A reação de Pedro: Malco perde uma orelha (que logo lhe é restituída) no afã de Pedro por defender seu mestre. A imperícia deste marinheiro de primeira viagem no uso da espada, a adrenalina do momento, a escuridão quebrada pelas tochas ou simplesmente uma mistura disso tudo faz com que ele acerte apenas a orelha do servo do sumo sacerdote. Este artigo definido ai dizendo “o servo do sumo sacerdote” bem pode se referir ao único dos servos do sumo sacerdote presentes naquela busca, ou – mais provavelmente – ao servo pessoal do sumo sacerdote que estava ali para cuidar diretamente dos interesses do seu senhor. Seja como for, tanto a notícia da decepação da orelha como sua posterior restituição iam chegar rapidamente ao sumo sacerdote e há uma diferença enorme entre milagres contados por ouvidas de terceiros ou quartos do que por diretamente vinculados.

Anás e Caifás: Ser sacerdote era um negocio de família. Sempre tinha sido e na época de Jesus não era diferente. Caifás que era o sumo sacerdote aquele ano provavelmente não era forte o suficiente como o era seu sogro Anás ou talvez era prudente demais e não convinha ao restante dos lideres que se queriam desfazer de Jesus. Seja como for, mesmo sendo Caifás o responsável, Jesus é levado perante Anás.
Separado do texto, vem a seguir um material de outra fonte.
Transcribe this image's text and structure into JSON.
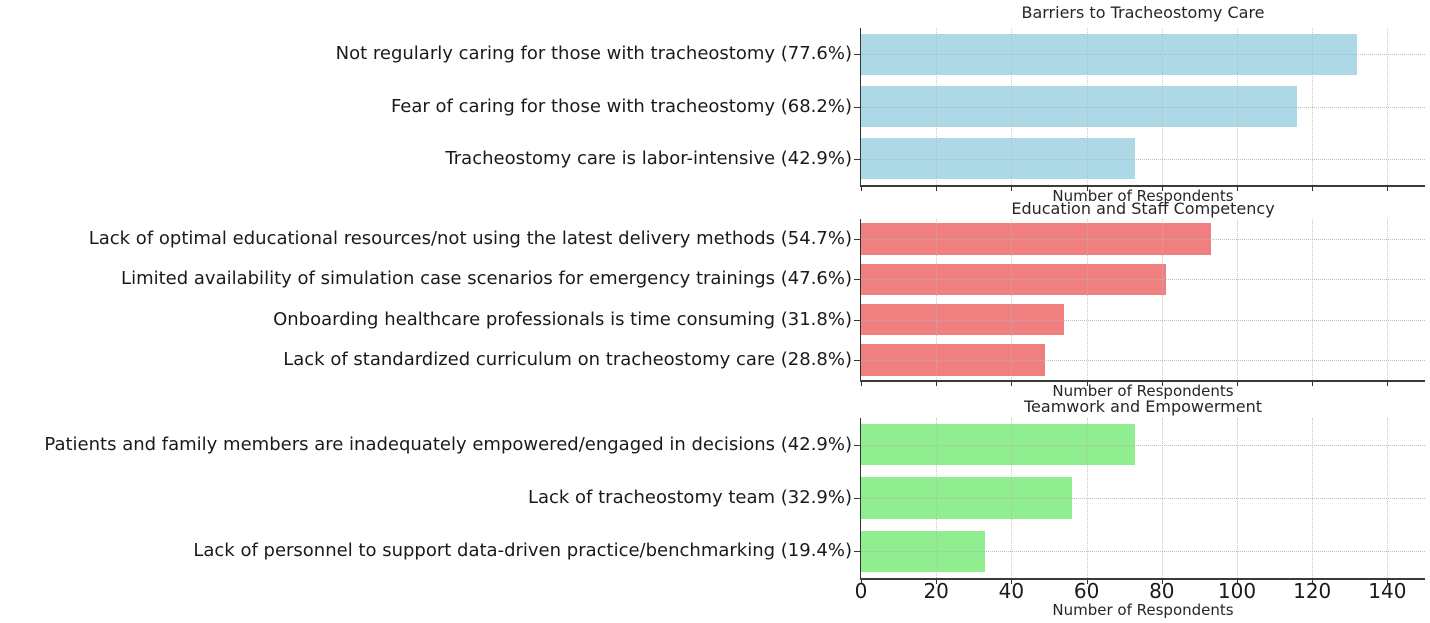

João e Pedro: Esta dupla aparece (junto com Tiago) em vários relatos do evangelho. Eles pareciam se identificar, gostar da companhia um do outro e compartilharem algumas das experiências mais bonitas do ministério terreno de Jesus. Nesta ocasião, apenas João e Pedro aparecem. João é o rapaz bem conectado. Ele era conhecido do sumo sacerdote e é por essa razão que os dois conseguem entrar. Reluto em criticar Pedro e sua negação. João era bem conhecido da casa, os outros discípulos tinham caído fora, sobrou para o pescador de sotaque carregado explicar – sob o medo de também correr o mesmo fim do seu mestre – o relacionamento dele com o preso.